This invention relates to synthetic compositions for use as adhesives in aqueous environments. More particularly, the invention relates to biocompatible adhesive compositions.
Adhesives functional in aqueous environments have long been desired in the art. The vast majority of adhesives known to the art bind dry surfaces more strongly than the same surfaces when wet. In addition to competing with the adhesive for surface area on which to bind, water may hydrolyze or plasticize many adhesives. Of particular interest are biocompatible adhesives that function in aqueous environments, so-called "bioadhesives" . It is contemplated that bioadhesives will have much utility in biomedical applications, particularly in the areas of tissue repair, drug delivery, surgery, and in vitro cell cultivation, as well as in other areas involving aqueous environments such as chromatography and marine applications.
The bioadhesives of the art are generally derived from the naturally occurring adhesive material found in marine animals, such as mussels, barnacles, and oysters. Most of the work has concentrated on the polyphenolic protein of the marine mussel Mytilus edulis. This bioadhesive protein is thought to be dispersed as a foam from the foot of the mussel (Waite, J. H., et al., (1985), Blochem 24:5010-5014), and subsequently cured to form a cohesive, adhesive material strong enough to attach the mussel to wet surfaces. The protein is characterized by a decapeptide unit repeated 75-85 times in the native molecule and having the following amino acid sequence (Sequence Listing ID No. 1): EQU -Ala-Lys-Pro-Ser-Tyr-Xaa.sub.1 -Xaa.sub.1 -Thr-Xaa.sub.2 -Lys
where Xaa.sub.1 is hydroxyproline and Xaa.sub.2 is 3,4-dihydroxylphenylalanine (dopa). These residues are probably incorporated into the polypeptide chain as proline and tyrosine, respectively, and modified post-translationally by enzymatic hydroxylation, with the conversion of tyrosine to dopa occurring by the action of a catechol oxidase (a `tyrosinase` enzyme) present in the byssus of the mussel (Waite, J. H., (1986) Comp Physiol B 156:491).
The protein apparently has a predominantly open conformation having little or no secondary structure, as determined by recent physical studies on the solution characteristics of the protein, (Trumbore, M. W. et al., Biophys J 55:532a (1989) and Williams, T. et al., (1989) Ach. Biochem. Biophys., 269:415-422), and by application of the Chou and
Fasman algorithms to the amino acid sequence, which predict an absence of .alpha.-helices or .beta.-sheets (Williams, supra). The high concentrations of imino groups (proline, hydroxyproline), may prevent formation of substantial secondary structure within the protein.

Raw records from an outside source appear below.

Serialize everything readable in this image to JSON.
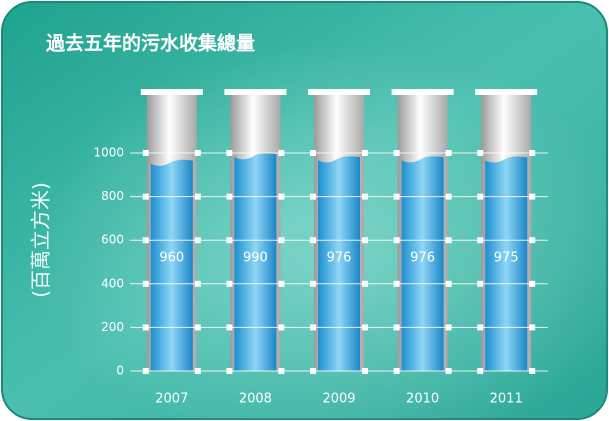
{
  "chart_data": {
    "type": "bar",
    "title": "過去五年的污水收集總量",
    "y_label": "(百萬立方米)",
    "categories": [
      "2007",
      "2008",
      "2009",
      "2010",
      "2011"
    ],
    "values": [
      960,
      990,
      976,
      976,
      975
    ],
    "color": "#3aa6dc",
    "ylim": [
      0,
      1000
    ],
    "yticks": [
      0,
      200,
      400,
      600,
      800,
      1000
    ],
    "grid": true
  }
}
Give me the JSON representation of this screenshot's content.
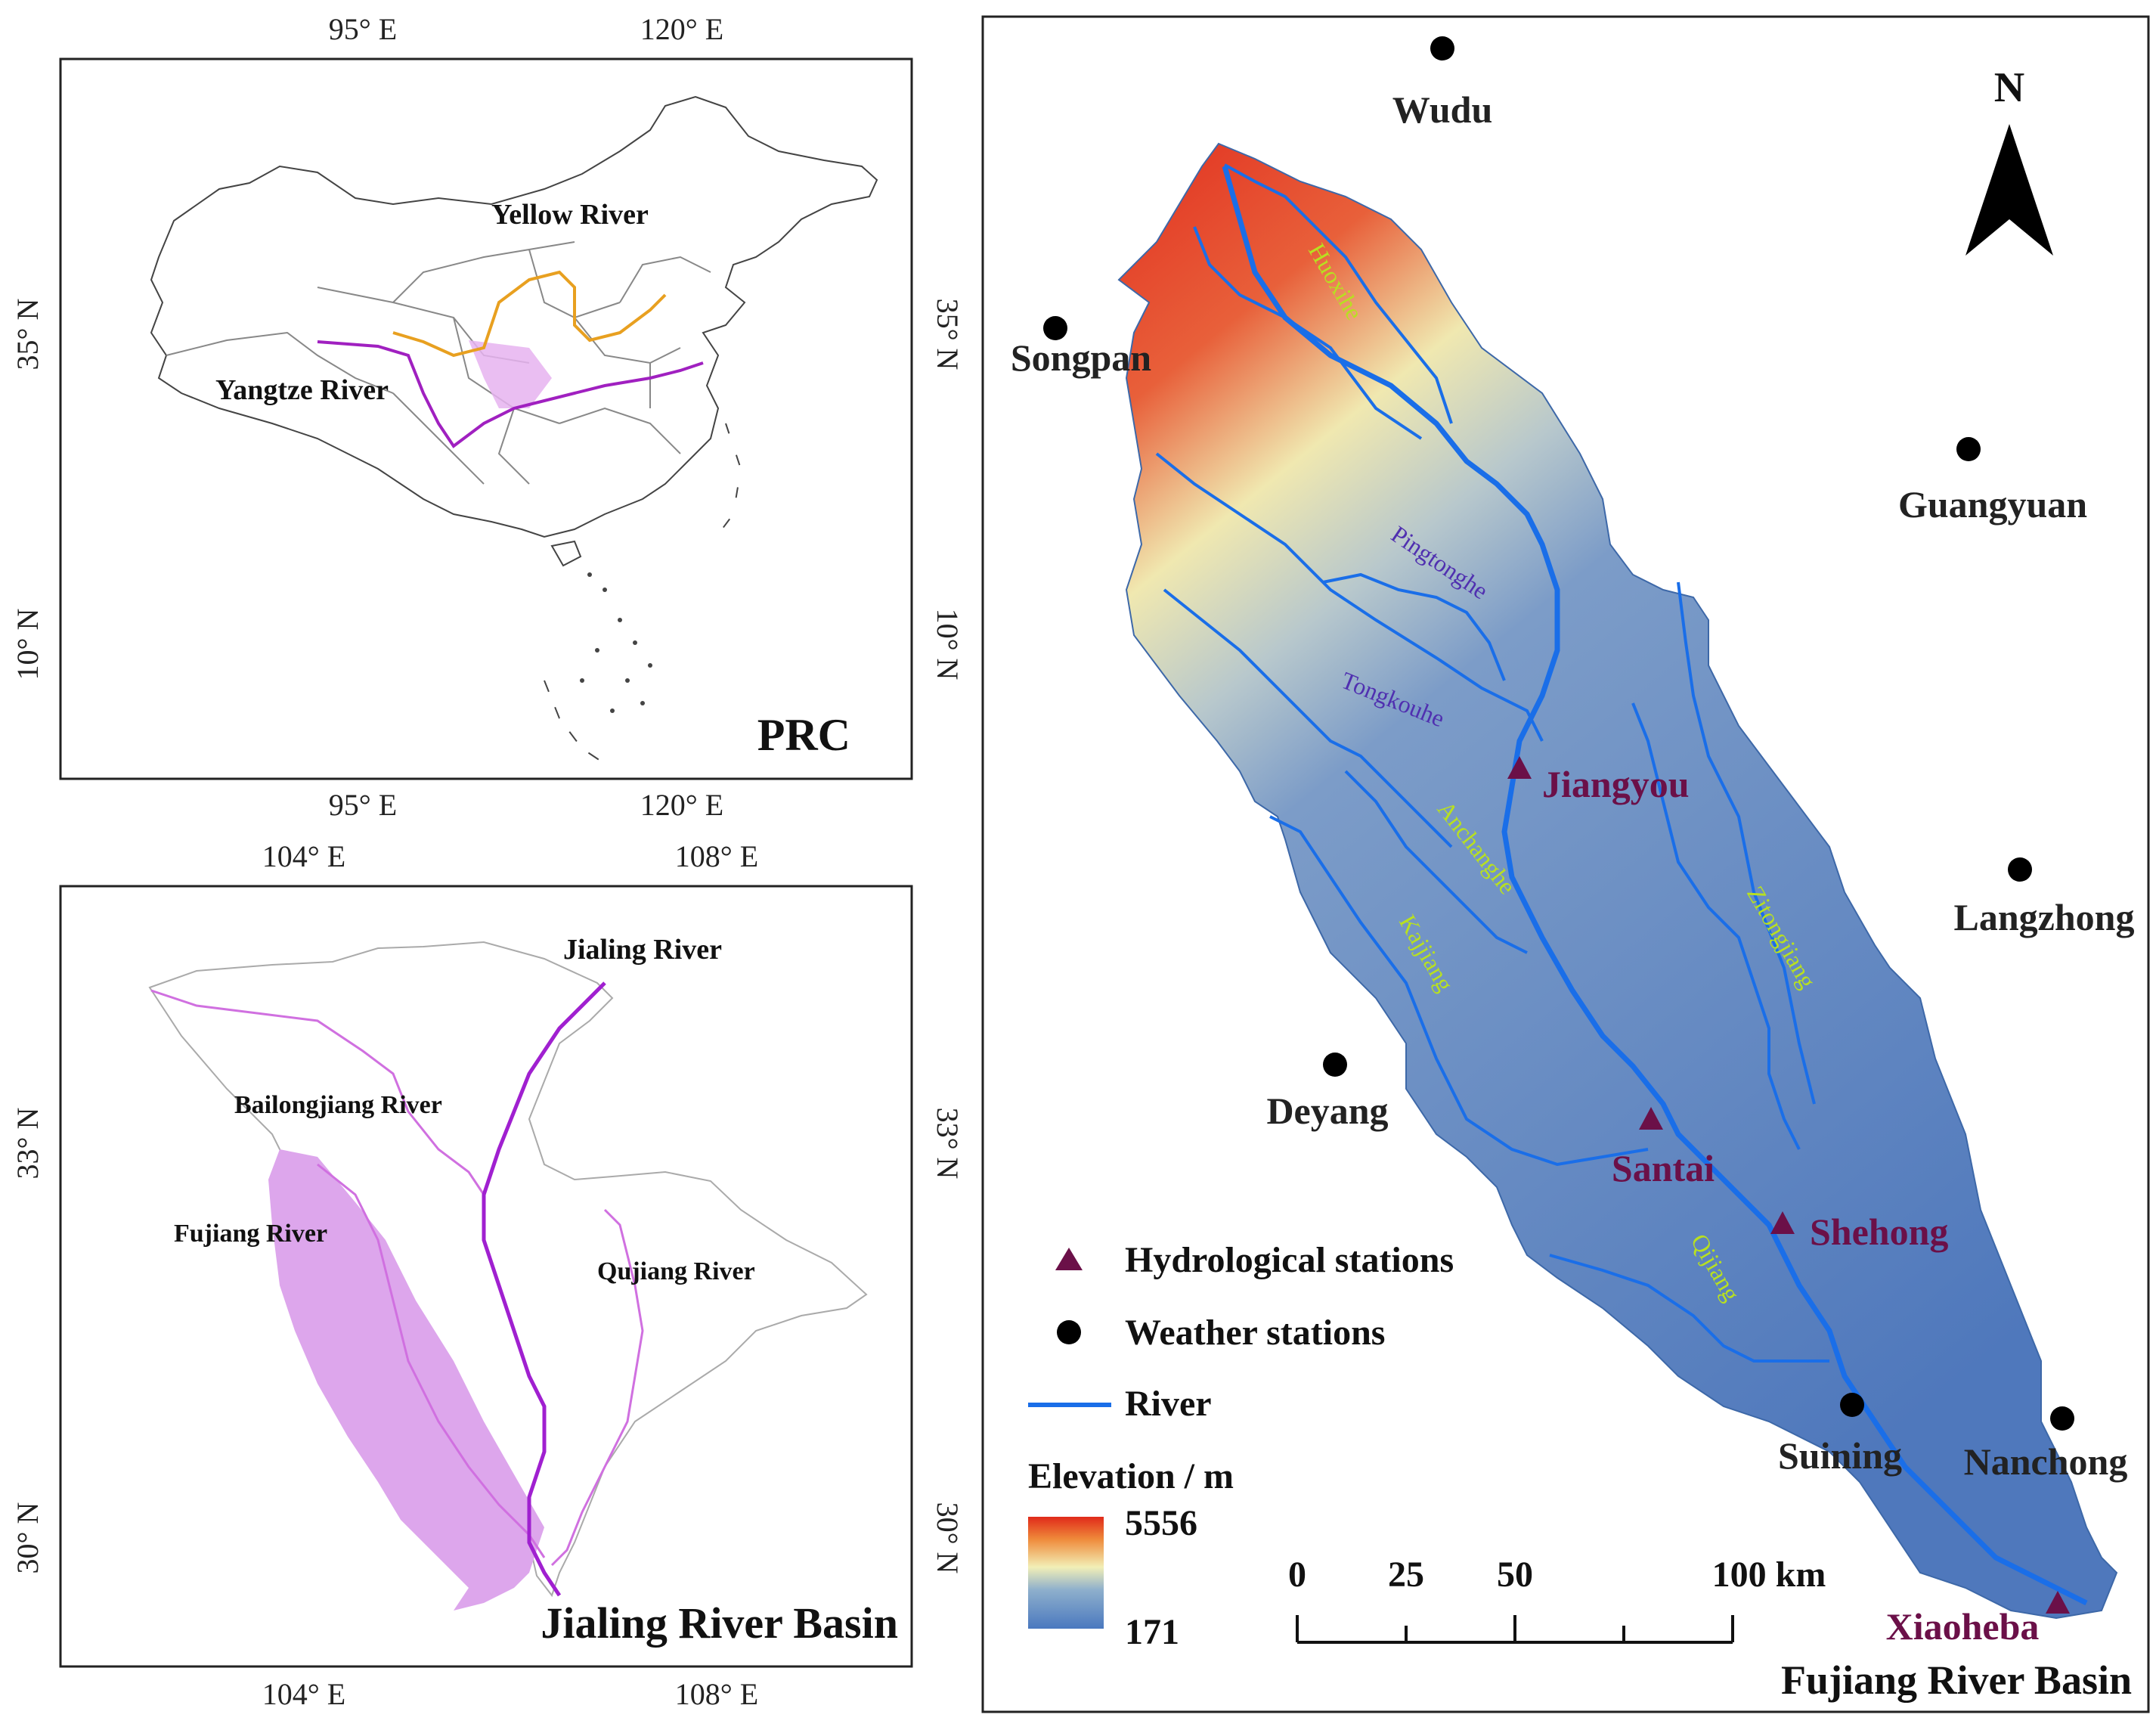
{
  "prc_map": {
    "title": "PRC",
    "top_ticks": [
      "95° E",
      "120° E"
    ],
    "bottom_ticks": [
      "95° E",
      "120° E"
    ],
    "left_ticks": [
      "35° N",
      "10° N"
    ],
    "right_ticks": [
      "35° N",
      "10° N"
    ],
    "yellow_river_label": "Yellow River",
    "yangtze_river_label": "Yangtze River",
    "colors": {
      "yellow_river": "#e8a020",
      "yangtze_river": "#a020c0",
      "basin_fill": "#e6b3f0"
    }
  },
  "jialing_map": {
    "title": "Jialing River Basin",
    "top_ticks": [
      "104° E",
      "108° E"
    ],
    "bottom_ticks": [
      "104° E",
      "108° E"
    ],
    "left_ticks": [
      "33° N",
      "30° N"
    ],
    "right_ticks": [
      "33° N",
      "30° N"
    ],
    "rivers": {
      "jialing": "Jialing River",
      "bailongjiang": "Bailongjiang River",
      "fujiang": "Fujiang River",
      "qujiang": "Qujiang River"
    },
    "colors": {
      "jialing": "#a020d0",
      "tributary": "#d070e0",
      "fujiang_fill": "#dda6ec"
    }
  },
  "fujiang_map": {
    "title": "Fujiang River Basin",
    "north_label": "N",
    "weather_stations": [
      "Wudu",
      "Songpan",
      "Guangyuan",
      "Langzhong",
      "Deyang",
      "Suining",
      "Nanchong"
    ],
    "hydro_stations": [
      "Jiangyou",
      "Santai",
      "Shehong",
      "Xiaoheba"
    ],
    "rivers": [
      "Huoxihe",
      "Pingtonghe",
      "Tongkouhe",
      "Anchanghe",
      "Kajjiang",
      "Zitongjiang",
      "Qijiang"
    ],
    "legend": {
      "hydro": "Hydrological stations",
      "weather": "Weather stations",
      "river": "River",
      "elevation_title": "Elevation / m",
      "elev_max": "5556",
      "elev_min": "171"
    },
    "scale": {
      "ticks": [
        "0",
        "25",
        "50",
        "100 km"
      ]
    },
    "colors": {
      "river": "#1a6ee8",
      "hydro_station": "#6b1048",
      "station_label": "#6b1048",
      "trib_label_purple": "#5030b0",
      "trib_label_green": "#b8e020"
    }
  }
}
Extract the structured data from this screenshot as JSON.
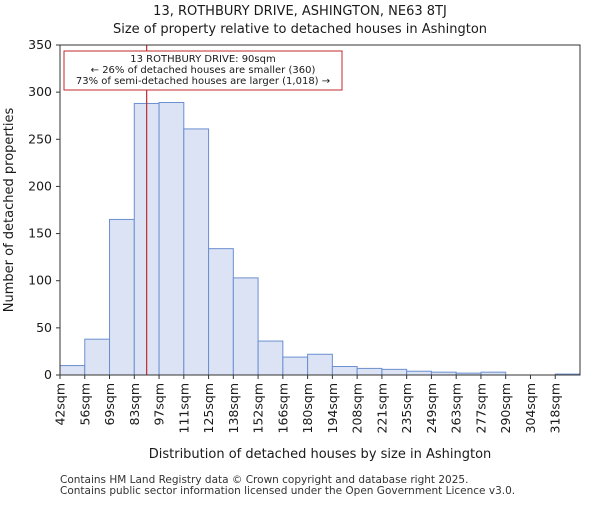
{
  "chart_data": {
    "type": "bar",
    "title": "13, ROTHBURY DRIVE, ASHINGTON, NE63 8TJ",
    "subtitle": "Size of property relative to detached houses in Ashington",
    "xlabel": "Distribution of detached houses by size in Ashington",
    "ylabel": "Number of detached properties",
    "categories": [
      "42sqm",
      "56sqm",
      "69sqm",
      "83sqm",
      "97sqm",
      "111sqm",
      "125sqm",
      "138sqm",
      "152sqm",
      "166sqm",
      "180sqm",
      "194sqm",
      "208sqm",
      "221sqm",
      "235sqm",
      "249sqm",
      "263sqm",
      "277sqm",
      "290sqm",
      "304sqm",
      "318sqm"
    ],
    "values": [
      10,
      38,
      165,
      288,
      289,
      261,
      134,
      103,
      36,
      19,
      22,
      9,
      7,
      6,
      4,
      3,
      2,
      3,
      0,
      0,
      1
    ],
    "ylim": [
      0,
      350
    ],
    "yticks": [
      0,
      50,
      100,
      150,
      200,
      250,
      300,
      350
    ],
    "grid": false,
    "marker": {
      "value_sqm": 90,
      "position_bins": 3.5,
      "color": "#c0282d",
      "annotation": [
        "13 ROTHBURY DRIVE: 90sqm",
        "← 26% of detached houses are smaller (360)",
        "73% of semi-detached houses are larger (1,018) →"
      ]
    },
    "colors": {
      "bar_fill": "#dbe3f4",
      "bar_edge": "#6b8fd0"
    }
  },
  "footer": {
    "line1": "Contains HM Land Registry data © Crown copyright and database right 2025.",
    "line2": "Contains public sector information licensed under the Open Government Licence v3.0."
  }
}
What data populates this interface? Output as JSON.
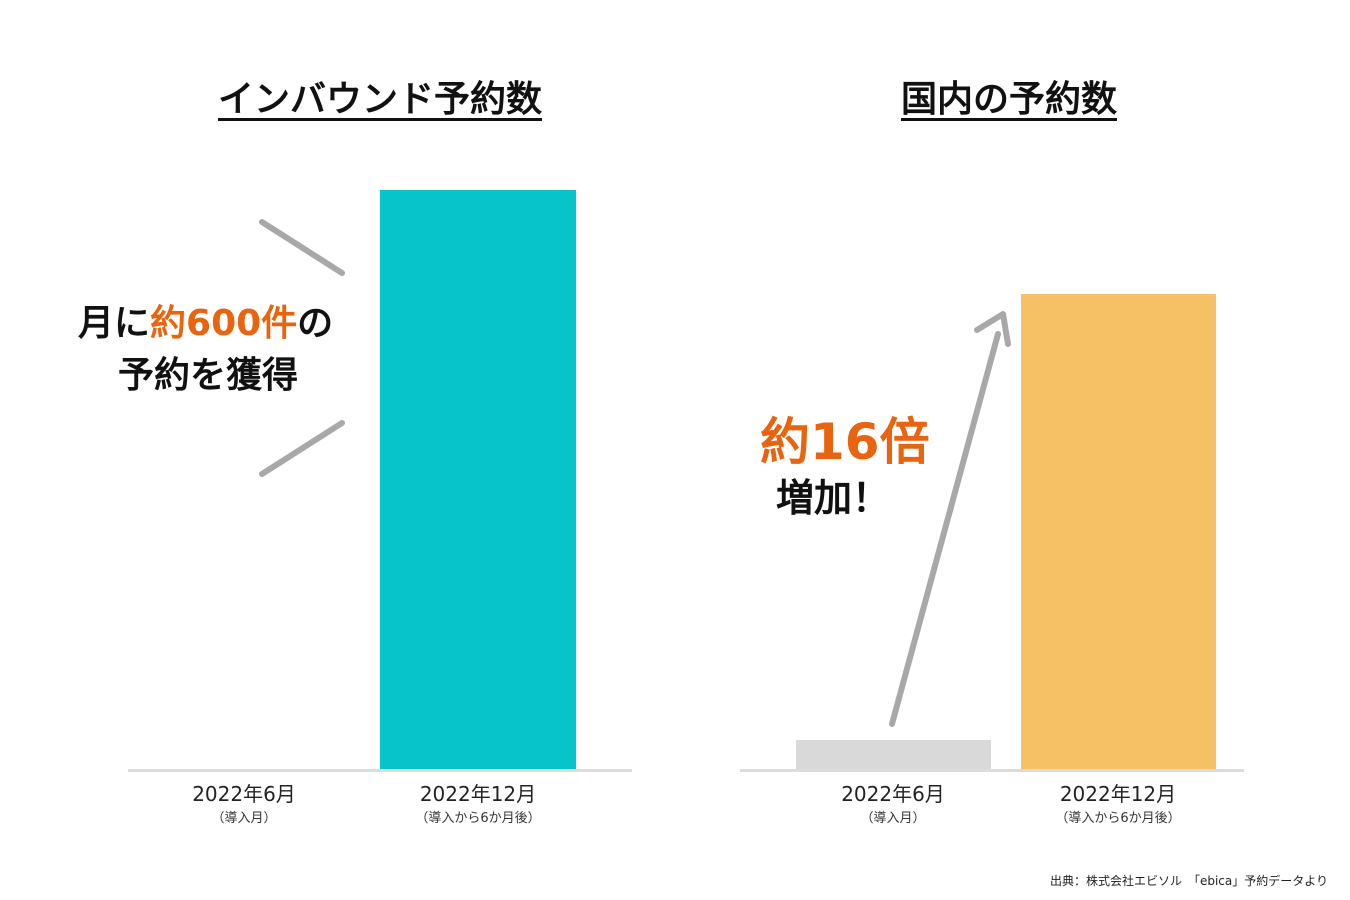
{
  "chart_data": [
    {
      "type": "bar",
      "title": "インバウンド予約数",
      "categories": [
        "2022年6月",
        "2022年12月"
      ],
      "category_notes": [
        "（導入月）",
        "（導入から6か月後）"
      ],
      "values": [
        0,
        600
      ],
      "color": "#07c3ca",
      "annotation": {
        "part1": "月に",
        "highlight": "約600件",
        "part2": "の",
        "line2": "予約を獲得"
      }
    },
    {
      "type": "bar",
      "title": "国内の予約数",
      "categories": [
        "2022年6月",
        "2022年12月"
      ],
      "category_notes": [
        "（導入月）",
        "（導入から6か月後）"
      ],
      "values": [
        1,
        16
      ],
      "colors": [
        "#d9d9d9",
        "#f5c164"
      ],
      "annotation": {
        "highlight": "約16倍",
        "line2": "増加！"
      }
    }
  ],
  "colors": {
    "accent": "#e8640f",
    "baseline": "#dcdcdc",
    "decoration": "#a8a8a8"
  },
  "source": "出典：株式会社エビソル　「ebica」予約データより"
}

European patent application Serial Nos. EPO 243,818 (published Nov. 4, 1987) and EPO 244,688 (published Nov. 11, 1987) describe bioadhesives comprising naturally-occurring polyphenolic protein isolated from M. edulis. U.S. Pat. Nos. 4,808,702 (Waite, J. H., issued Feb. 28, 1989) and 4,687,740 (Waite, J. H., issued Aug. 8, 1987) describe the isolation of decapeptides from these proteins, and methods of combining the peptides to form useful bioadhesive materials. AU 8,824,972 (published Mar. 23, 1989) describes water-impermeable adhesives comprising these repeating polyphenolic decapeptide units (10-400) and a bifunctional crosslinking agent.
EPO 242,656 (published Oct. 28, 1987); Marumo et al. (1986) Biochem, Biophys, Acta 872:98-103; and Swerdloff, M. D. et al, (1989) Int. J. Peptide Protein Res. 33:313 disclose methods for de novo synthesis of the M. edulis decapeptide.
PCT international patent application WO 88/03953 (published Jun. 2, 1988) describes the isolation of the genetic sequence encoding the bioadhesive precursor protein of Mytilus edulis.
It is an object of this invention to design a bioadhesive that simplifies the amino acid sequence required for cohesion and adhesion, and which does not rely on the repeating decapeptide unit. Another object of the invention is to provide an adhesive composition whose adhesive strength can be modulated and which may therefore be useful in a broad range of biomedical applications. It is also an object of this invention to design a polypeptide chain capable of forming a specific architecture which is cohesive and around which crosslinking can be designed. These and other objects and features of the invention will be apparent from the description, figures and claims which follow.